The main objections are that the Murdochs also control the biggest newspaper/online-news group in the UK, and the takeover would give them unacceptable media power, with the political consequences that would entail.

Many have also cited the appalling record of their US network Fox TV. The 24-hour Fox News cable channel pumps out non-stop right-wing propaganda and is a major source of "fake news"; this record means that Fox is likely to fail the test of "commitment to broadcasting standards" set by culture secretary Karen Bradley when she referred the takeover to the CMA.

21CF's TV output falls hopelessly short of the UK public service broadcasting standards required to be licensed by Ofcom and the possibility of the "Foxification" of Sky News is alarming for everyone.
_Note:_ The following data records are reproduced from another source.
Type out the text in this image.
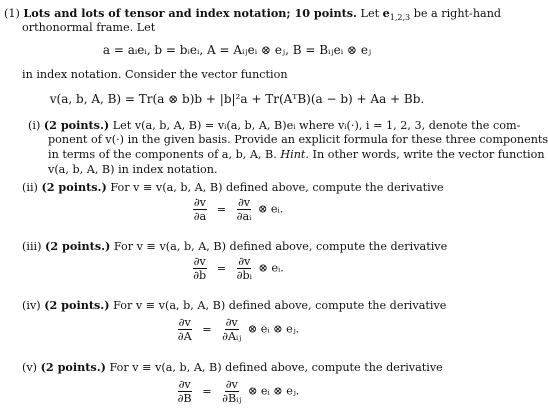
(1) Lots and lots of tensor and index notation; 10 points. Let $e_{1,2,3}$ be a right-hand
orthonormal frame. Let
a = aᵢeᵢ, b = bᵢeᵢ, A = Aᵢⱼeᵢ ⊗ eⱼ, B = Bᵢⱼeᵢ ⊗ eⱼ
in index notation. Consider the vector function
v(a, b, A, B) = Tr(a ⊗ b)b + |b|²a + Tr(AᵀB)(a − b) + Aa + Bb.
(i) (2 points.) Let v(a, b, A, B) = vᵢ(a, b, A, B)eᵢ where vᵢ(·), i = 1, 2, 3, denote the com-
ponent of v(·) in the given basis. Provide an explicit formula for these three components
in terms of the components of a, b, A, B. Hint. In other words, write the vector function
v(a, b, A, B) in index notation.
(ii) (2 points.) For v ≡ v(a, b, A, B) defined above, compute the derivative
$\frac{\partial v}{\partial a} = \frac{\partial v}{\text{∂aᵢ}}$ ⊗ eᵢ.
(iii) (2 points.) For v ≡ v(a, b, A, B) defined above, compute the derivative
$\frac{\partial v}{\partial b} = \frac{\partial v}{\text{∂bᵢ}}$ ⊗ eᵢ.
(iv) (2 points.) For v ≡ v(a, b, A, B) defined above, compute the derivative
$\frac{\partial v}{\partial A} = \frac{\partial v}{\text{∂Aᵢⱼ}}$ ⊗ eᵢ ⊗ eⱼ.
(v) (2 points.) For v ≡ v(a, b, A, B) defined above, compute the derivative
$\frac{\partial v}{\partial B} = \frac{\partial v}{\text{∂Bᵢⱼ}}$ ⊗ eᵢ ⊗ eⱼ.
London Freelance Branch has backed the opposition, voting to support the leading role of the Campaign for Press and Broadcasting Freedom, to which the branch is affiliated. LFB has donated £500 to the crowdfunding appeal the CPBF has launched to fund the work. The appeal is for £20,000 to pay a campaign worker and other campaigning costs until the end of June 2018 (Fox say they expect to complete their bid for Sky by then).

There have been all kinds of motives suggested for the Murdochs' shock asset sale to Disney, among them that they hope to win control of Sky by letting Disney buy it with some later rôle for themselves. But what is certain is that the current takeover bid is still going ahead.

The CMA is continuing its inquiry; after all, the Disney deal may fall through or be turned down by US regulators, since it would lead to a serious concentration of studio production and film distribution in the movie industry.

The US regulatory process will itself take more than a year, so the UK Sky bid will be over before it is concluded. The campaign to make sure it fails will go on.

Tim Gopsill, editor of the CPBF journal Free Press and co-secretary of LFB, said: "The Murdoch bid is still going ahead and it must still be stopped. We don't want Fox-type news TV polluting our TV in the way that Murdoch newspapers polluted our press with the phone-hacking, the racism and the rest."